Só apanhei zonas o $50 e carro operário a $70, ida de manhã e vinda à note, mas as pernas poupava. Não era apenas poupar, mas também. Estudava!... Cheguei a frequentar tres cursos. Trabalhava e pagava. Ser previdente era o meu forte! Tempos!... Recordo prazenteiramente, mas gosto muito mais deste.
Daniel

Daniel disse...

Laura

Moraste perto de mim e posso dizer-te que está tudo mudado. Havia a Estrada Poço do Chão, que de um perto da Estrada Benfica, por entre entre muros, passava perto donde está agora a Colombo, à lá a pé. Agora nem essa há, está tudo urbanizado.
Quem trabalha bastante, vejo que também é o teu caso, não tem pempo de ganhar dinheiro!... Tal como eu, vai dando para viver e... viva o velho!...
Muitas dívidas, a culpa é dos devedores, alguns, segundo vi na televisão, empenhavam todo o ordenado. Iam nos sonhos doirados aliciadores.
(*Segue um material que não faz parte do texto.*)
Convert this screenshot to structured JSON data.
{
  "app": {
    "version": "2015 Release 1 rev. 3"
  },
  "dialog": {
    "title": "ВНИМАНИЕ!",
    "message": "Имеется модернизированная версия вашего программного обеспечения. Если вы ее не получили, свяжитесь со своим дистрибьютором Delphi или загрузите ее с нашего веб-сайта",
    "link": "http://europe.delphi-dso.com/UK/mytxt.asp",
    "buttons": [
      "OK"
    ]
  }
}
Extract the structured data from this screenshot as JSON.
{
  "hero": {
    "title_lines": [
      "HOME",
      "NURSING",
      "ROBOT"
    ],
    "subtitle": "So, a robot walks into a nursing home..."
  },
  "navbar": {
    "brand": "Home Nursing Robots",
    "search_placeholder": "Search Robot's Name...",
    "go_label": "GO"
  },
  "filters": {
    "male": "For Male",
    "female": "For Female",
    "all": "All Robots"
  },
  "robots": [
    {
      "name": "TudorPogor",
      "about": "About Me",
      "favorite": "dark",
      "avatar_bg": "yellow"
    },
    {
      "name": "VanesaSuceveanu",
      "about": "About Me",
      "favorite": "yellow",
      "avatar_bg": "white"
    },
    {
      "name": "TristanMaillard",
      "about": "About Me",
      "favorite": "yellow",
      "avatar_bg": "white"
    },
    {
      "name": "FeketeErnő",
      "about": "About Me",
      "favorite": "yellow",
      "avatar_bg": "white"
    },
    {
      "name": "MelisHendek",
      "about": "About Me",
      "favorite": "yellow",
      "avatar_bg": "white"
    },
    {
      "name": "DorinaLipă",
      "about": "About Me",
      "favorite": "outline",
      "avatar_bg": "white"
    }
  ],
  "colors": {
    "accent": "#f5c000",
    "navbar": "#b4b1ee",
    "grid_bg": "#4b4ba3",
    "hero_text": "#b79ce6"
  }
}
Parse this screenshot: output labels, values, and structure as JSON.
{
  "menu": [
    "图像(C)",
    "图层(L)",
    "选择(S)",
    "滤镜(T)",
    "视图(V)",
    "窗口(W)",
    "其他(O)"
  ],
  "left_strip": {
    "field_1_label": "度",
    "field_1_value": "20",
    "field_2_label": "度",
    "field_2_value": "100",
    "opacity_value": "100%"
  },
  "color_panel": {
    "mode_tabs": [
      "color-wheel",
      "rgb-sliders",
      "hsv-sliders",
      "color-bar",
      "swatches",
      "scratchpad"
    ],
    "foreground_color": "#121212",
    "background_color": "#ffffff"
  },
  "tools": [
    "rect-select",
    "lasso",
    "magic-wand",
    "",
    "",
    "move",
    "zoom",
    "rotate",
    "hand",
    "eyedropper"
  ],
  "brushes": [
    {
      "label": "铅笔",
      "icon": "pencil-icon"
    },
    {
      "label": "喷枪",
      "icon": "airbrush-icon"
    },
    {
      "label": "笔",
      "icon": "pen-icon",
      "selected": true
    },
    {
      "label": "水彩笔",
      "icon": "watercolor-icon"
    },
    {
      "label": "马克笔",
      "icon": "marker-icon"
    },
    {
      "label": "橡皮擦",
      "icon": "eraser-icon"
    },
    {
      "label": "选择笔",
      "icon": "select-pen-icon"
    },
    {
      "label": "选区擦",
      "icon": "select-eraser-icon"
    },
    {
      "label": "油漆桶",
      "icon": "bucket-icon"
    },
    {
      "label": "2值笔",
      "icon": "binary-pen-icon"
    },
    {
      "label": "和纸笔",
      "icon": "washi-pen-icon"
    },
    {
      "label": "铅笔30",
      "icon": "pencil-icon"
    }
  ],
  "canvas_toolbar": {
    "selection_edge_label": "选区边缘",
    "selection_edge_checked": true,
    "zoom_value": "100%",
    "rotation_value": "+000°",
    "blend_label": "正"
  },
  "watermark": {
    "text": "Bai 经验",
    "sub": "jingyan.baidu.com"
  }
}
Falhava, pediam mais, para cumprir, ate que!...
Tinha de Falhar, tanto mais agora, com subidas acentuadas!...
Amiga, beijinhos.
Daniel

Daniel disse...

Espirra Canivetes

Fico grato!...
Olha a minha cara de preocupado, com o espirro!...
Daniel

Daniel disse...

Anja Rakas

Se fosse hoje o texto seria de outra maneira, mas se gostaste, OKsíssimo!
Em Lisboa tens um Café muito jeitoso, na Rua Garrett, no renovado Chiado. Já conheces o Colombo?
É opção!...
Bjs
Daniel

Daniel disse...

Nanda Assis

Retribuo!...
Desejo boa semana.
Daniel

Daniel disse...

Laura

Caro, fazes lembrar as coisas!...
Não as desejo, mas recordar é bom e gosto.
E tudo correrá bem. Não és negativa, a vida sorri sempre a quem a sabe amar!
Beijinho
Daniel

SAM disse...

Tantos post que perdi! Lendo-os todos. Adorando.